For optimal results these procedures are combined depending on the specific case:
The Athens protocol addresses the irregular cornea at the time of cross linking. This consists of combined, same day, topography guided partial PRK and collagen cross linking. This does not only stabilize the cornea but also improves vision.
Double procedures (Corneal ring & Cross linking or Cross linking & Intra ocular lens)
Triple procedure (Corneal rings followed by cross linking and PRK or Intra ocular lens)
Four-Stage procedure includes all four of the abovementioned treatment options For older patients one can also stabilize the cornea with cross-linking & corneal rings followed by cataract surgery with an intra ocular lens to improve refraction further.

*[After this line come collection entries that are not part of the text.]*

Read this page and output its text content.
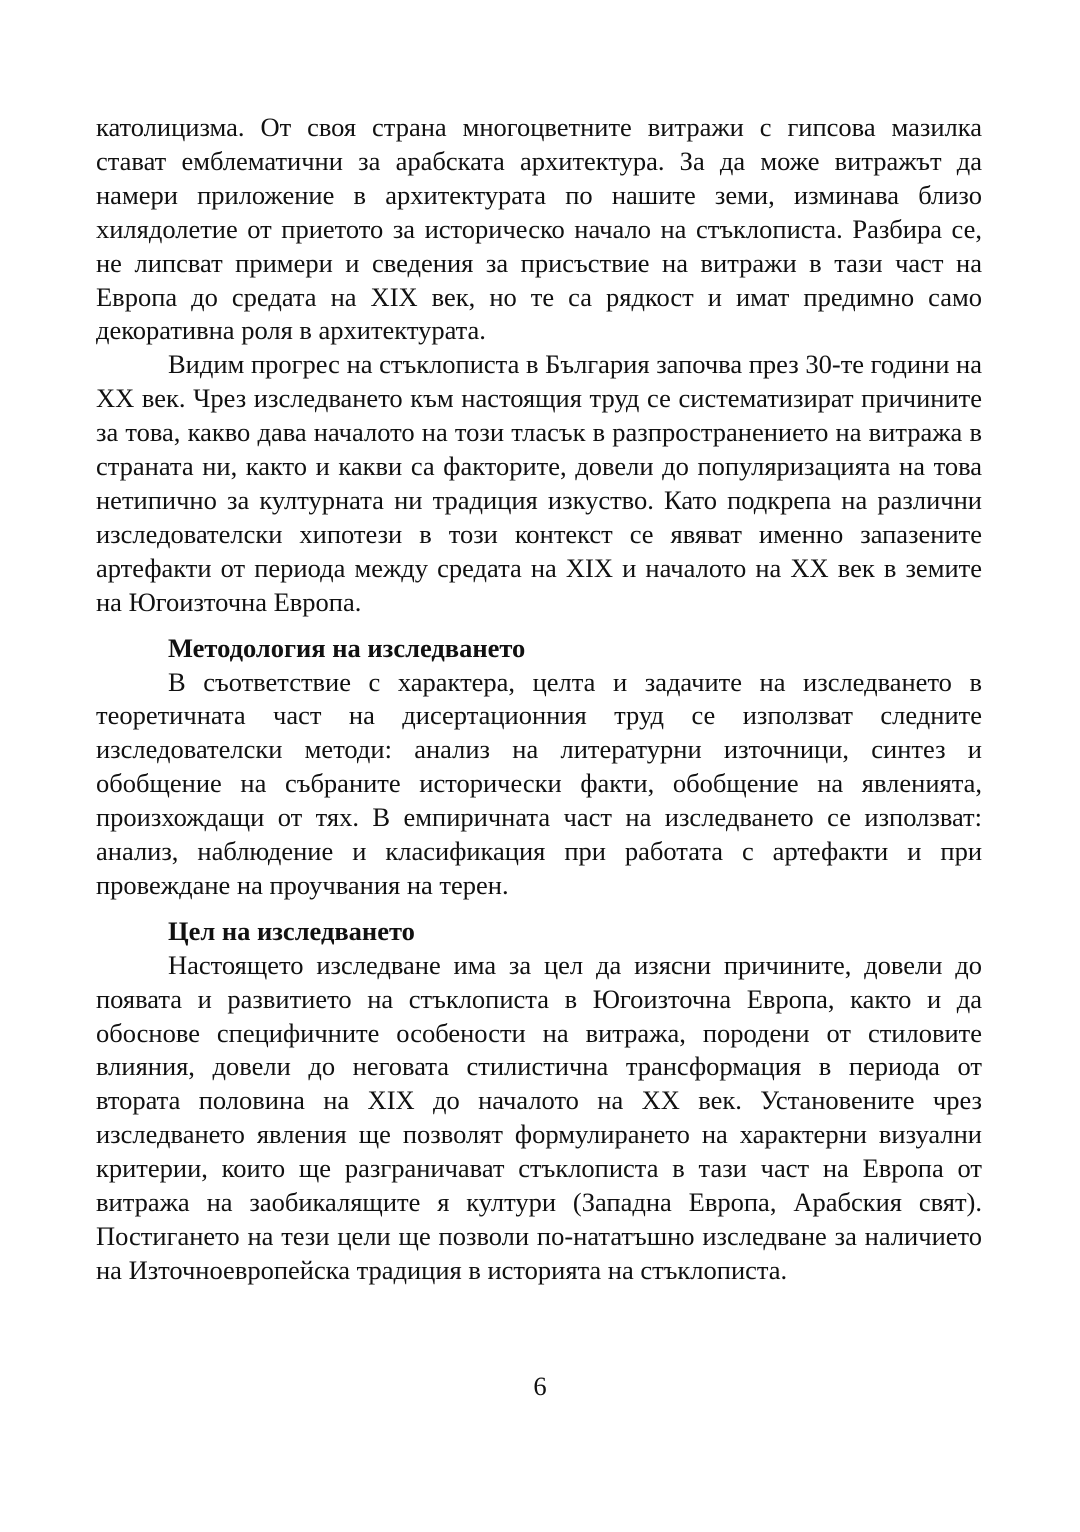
католицизма. От своя страна многоцветните витражи с гипсова мазилка стават емблематични за арабската архитектура. За да може витражът да намери приложение в архитектурата по нашите земи, изминава близо хилядолетие от приетото за историческо начало на стъклописта. Разбира се, не липсват примери и сведения за присъствие на витражи в тази част на Европа до средата на XIX век, но те са рядкост и имат предимно само декоративна роля в архитектурата.

Видим прогрес на стъклописта в България започва през 30-те години на XX век. Чрез изследването към настоящия труд се систематизират причините за това, какво дава началото на този тласък в разпространението на витража в страната ни, както и какви са факторите, довели до популяризацията на това нетипично за културната ни традиция изкуство. Като подкрепа на различни изследователски хипотези в този контекст се явяват именно запазените артефакти от периода между средата на XIX и началото на XX век в земите на Югоизточна Европа.

Методология на изследването

В съответствие с характера, целта и задачите на изследването в теоретичната част на дисертационния труд се използват следните изследователски методи: анализ на литературни източници, синтез и обобщение на събраните исторически факти, обобщение на явленията, произхождащи от тях. В емпиричната част на изследването се използват: анализ, наблюдение и класификация при работата с артефакти и при провеждане на проучвания на терен.

Цел на изследването

Настоящето изследване има за цел да изясни причините, довели до появата и развитието на стъклописта в Югоизточна Европа, както и да обоснове специфичните особености на витража, породени от стиловите влияния, довели до неговата стилистична трансформация в периода от втората половина на XIX до началото на XX век. Установените чрез изследването явления ще позволят формулирането на характерни визуални критерии, които ще разграничават стъклописта в тази част на Европа от витража на заобикалящите я култури (Западна Европа, Арабския свят). Постигането на тези цели ще позволи по-нататъшно изследване за наличието на Източноевропейска традиция в историята на стъклописта.

6
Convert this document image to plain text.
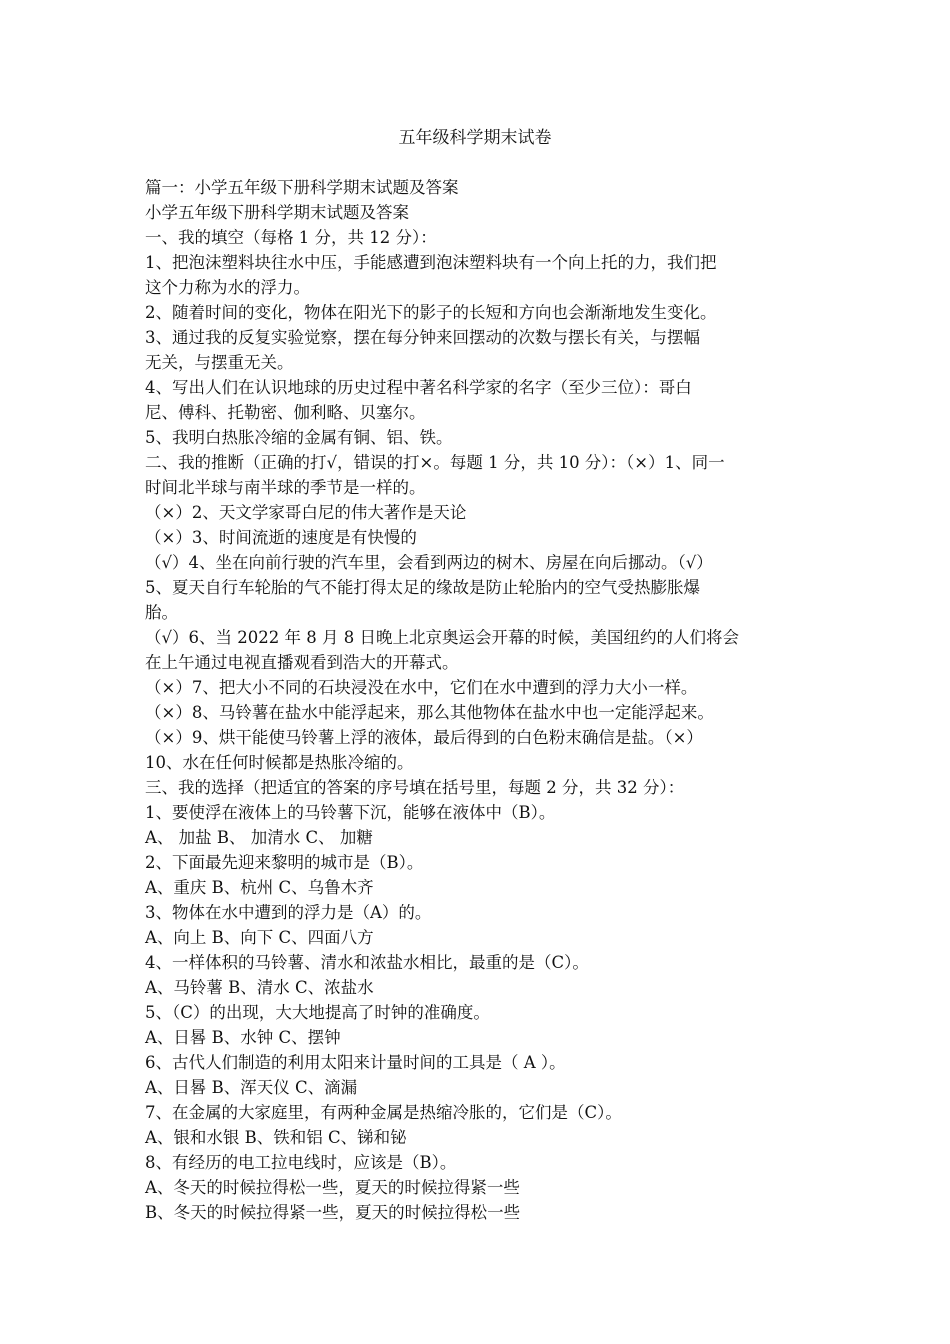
五年级科学期末试卷
篇一：小学五年级下册科学期末试题及答案
小学五年级下册科学期末试题及答案
一、我的填空（每格 1 分，共 12 分）：
1、把泡沫塑料块往水中压，手能感遭到泡沫塑料块有一个向上托的力，我们把
这个力称为水的浮力。
2、随着时间的变化，物体在阳光下的影子的长短和方向也会渐渐地发生变化。
3、通过我的反复实验觉察，摆在每分钟来回摆动的次数与摆长有关，与摆幅
无关，与摆重无关。
4、写出人们在认识地球的历史过程中著名科学家的名字（至少三位）：哥白
尼、傅科、托勒密、伽利略、贝塞尔。
5、我明白热胀冷缩的金属有铜、铝、铁。
二、我的推断（正确的打√，错误的打×。每题 1 分，共 10 分）：（×）1、同一
时间北半球与南半球的季节是一样的。
（×）2、天文学家哥白尼的伟大著作是天论
（×）3、时间流逝的速度是有快慢的
（√）4、坐在向前行驶的汽车里，会看到两边的树木、房屋在向后挪动。（√）
5、夏天自行车轮胎的气不能打得太足的缘故是防止轮胎内的空气受热膨胀爆
胎。
（√）6、当 2022 年 8 月 8 日晚上北京奥运会开幕的时候，美国纽约的人们将会
在上午通过电视直播观看到浩大的开幕式。
（×）7、把大小不同的石块浸没在水中，它们在水中遭到的浮力大小一样。
（×）8、马铃薯在盐水中能浮起来，那么其他物体在盐水中也一定能浮起来。
（×）9、烘干能使马铃薯上浮的液体，最后得到的白色粉末确信是盐。（×）
10、水在任何时候都是热胀冷缩的。
三、我的选择（把适宜的答案的序号填在括号里，每题 2 分，共 32 分）：
1、要使浮在液体上的马铃薯下沉，能够在液体中（B）。
A、 加盐 B、 加清水 C、 加糖
2、下面最先迎来黎明的城市是（B）。
A、重庆 B、杭州 C、乌鲁木齐
3、物体在水中遭到的浮力是（A）的。
A、向上 B、向下 C、四面八方
4、一样体积的马铃薯、清水和浓盐水相比，最重的是（C）。
A、马铃薯 B、清水 C、浓盐水
5、（C）的出现，大大地提高了时钟的准确度。
A、日晷 B、水钟 C、摆钟
6、古代人们制造的利用太阳来计量时间的工具是（ A ）。
A、日晷 B、浑天仪 C、滴漏
7、在金属的大家庭里，有两种金属是热缩冷胀的，它们是（C）。
A、银和水银 B、铁和铝 C、锑和铋
8、有经历的电工拉电线时，应该是（B）。
A、冬天的时候拉得松一些，夏天的时候拉得紧一些
B、冬天的时候拉得紧一些，夏天的时候拉得松一些
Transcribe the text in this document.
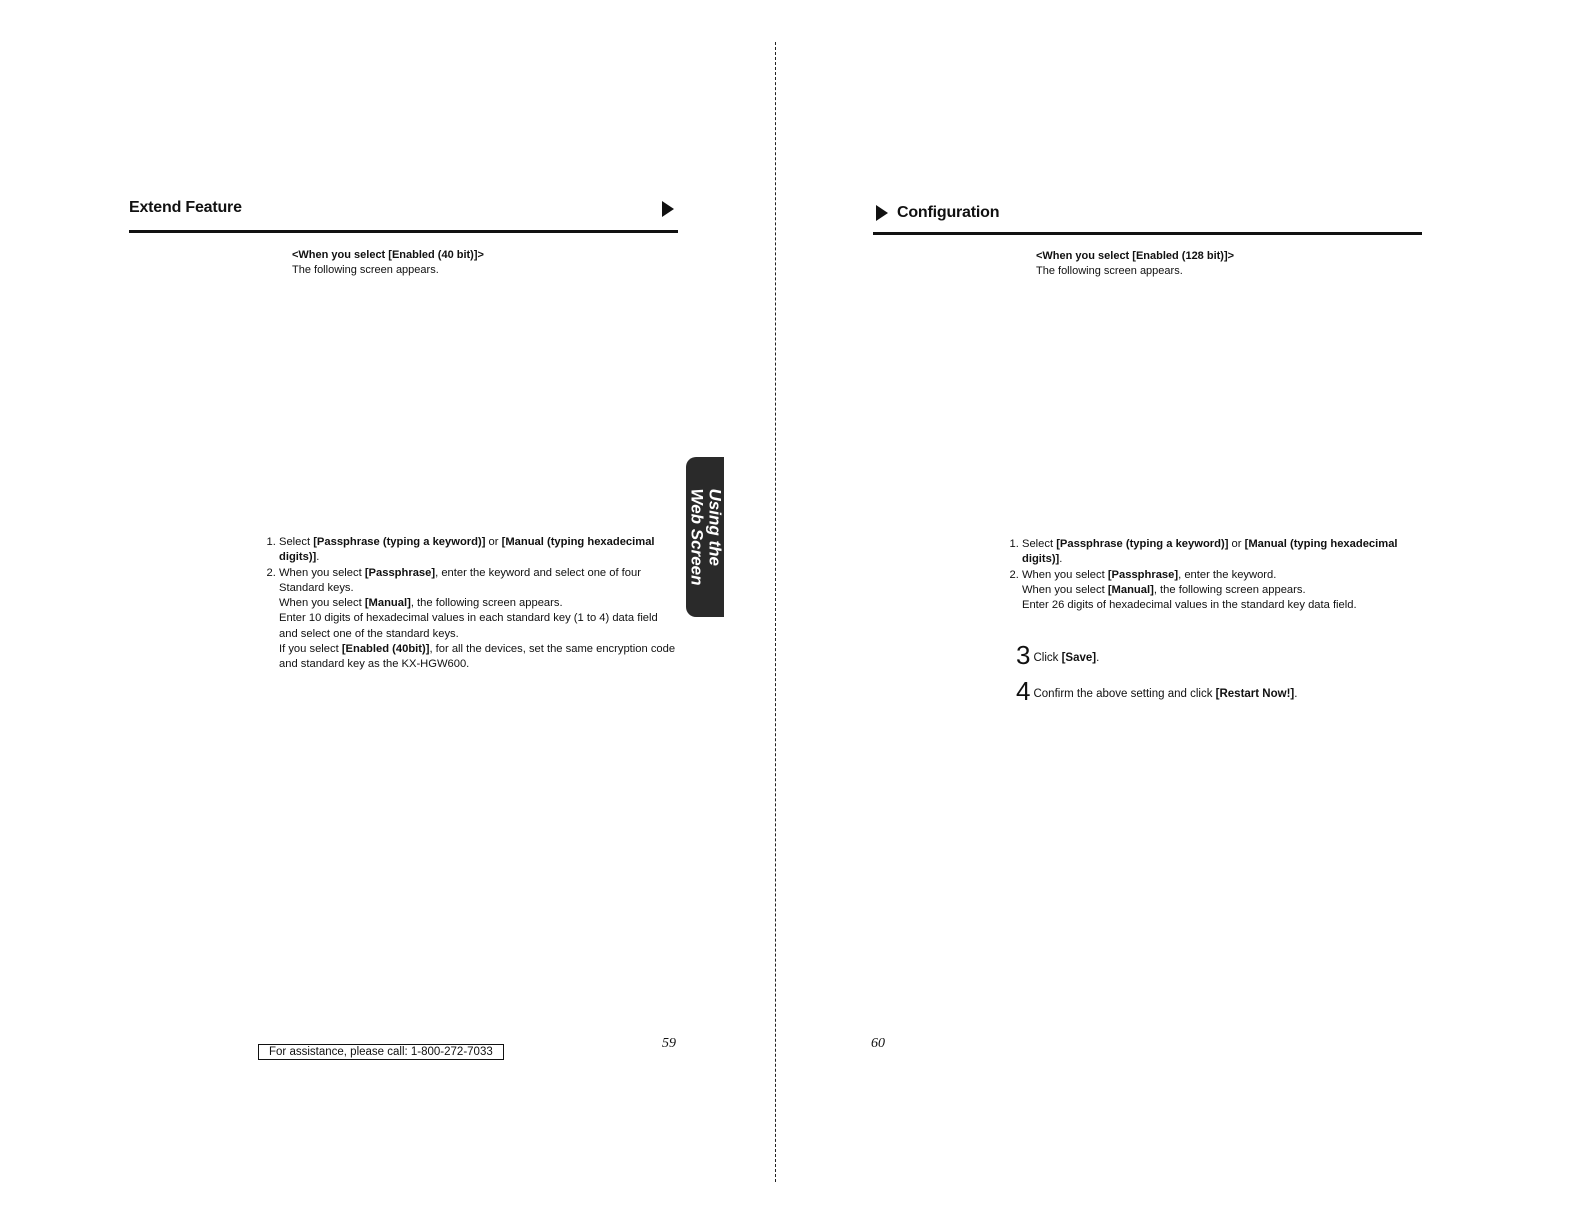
Extend Feature
<When you select [Enabled (40 bit)]>
The following screen appears.
1. Select [Passphrase (typing a keyword)] or [Manual (typing hexadecimal digits)].
2. When you select [Passphrase], enter the keyword and select one of four Standard keys.
When you select [Manual], the following screen appears.
Enter 10 digits of hexadecimal values in each standard key (1 to 4) data field and select one of the standard keys.
If you select [Enabled (40bit)], for all the devices, set the same encryption code and standard key as the KX-HGW600.
Using the
Web Screen
For assistance, please call: 1-800-272-7033
59
Configuration
<When you select [Enabled (128 bit)]>
The following screen appears.
1. Select [Passphrase (typing a keyword)] or [Manual (typing hexadecimal digits)].
2. When you select [Passphrase], enter the keyword.
When you select [Manual], the following screen appears.
Enter 26 digits of hexadecimal values in the standard key data field.
3 Click [Save].
4 Confirm the above setting and click [Restart Now!].
60
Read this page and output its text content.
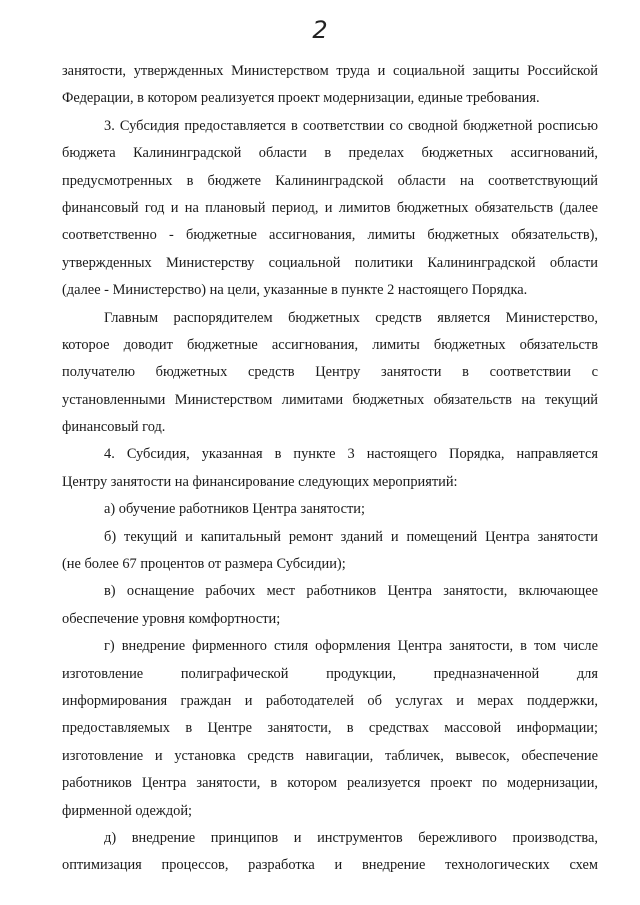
2
занятости, утвержденных Министерством труда и социальной защиты Российской
Федерации, в котором реализуется проект модернизации, единые требования.
3. Субсидия предоставляется в соответствии со сводной бюджетной росписью
бюджета Калининградской области в пределах бюджетных ассигнований,
предусмотренных в бюджете Калининградской области на соответствующий
финансовый год и на плановый период, и лимитов бюджетных обязательств (далее
соответственно - бюджетные ассигнования, лимиты бюджетных обязательств),
утвержденных Министерству социальной политики Калининградской области
(далее - Министерство) на цели, указанные в пункте 2 настоящего Порядка.
Главным распорядителем бюджетных средств является Министерство,
которое доводит бюджетные ассигнования, лимиты бюджетных обязательств
получателю бюджетных средств Центру занятости в соответствии с
установленными Министерством лимитами бюджетных обязательств на текущий
финансовый год.
4. Субсидия, указанная в пункте 3 настоящего Порядка, направляется
Центру занятости на финансирование следующих мероприятий:
а) обучение работников Центра занятости;
б) текущий и капитальный ремонт зданий и помещений Центра занятости
(не более 67 процентов от размера Субсидии);
в) оснащение рабочих мест работников Центра занятости, включающее
обеспечение уровня комфортности;
г) внедрение фирменного стиля оформления Центра занятости, в том числе
изготовление полиграфической продукции, предназначенной для
информирования граждан и работодателей об услугах и мерах поддержки,
предоставляемых в Центре занятости, в средствах массовой информации;
изготовление и установка средств навигации, табличек, вывесок, обеспечение
работников Центра занятости, в котором реализуется проект по модернизации,
фирменной одеждой;
д) внедрение принципов и инструментов бережливого производства,
оптимизация процессов, разработка и внедрение технологических схем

Corneal transplant for advanced keratoconus
When symptoms are severe, your ophthalmologist may suggest a corneal transplant. This surgery replaces all or part of your diseased cornea with healthy donor cornea tissue. For keratoconus patients the options are:
Penetrating Keratoplasty (PKP) – The full thickness of the central part of cornea is replaced with donor cornea and sutured in place. Sutures are removed after one year and vision improves over this period. One year later additional refractive laser surgery may be necessary to further improve vision.
Deep Anterior Lamellar Keratectomy (DALK) – Only the outer layers of the central part of the cornea is replaced with donor cornea. Keratoconus patients are usually young with a healthy endothelium. With this procedure there is no graft rejection. Similar to PKP sutures are removed after one year and refractive surgery may be necessary another year later.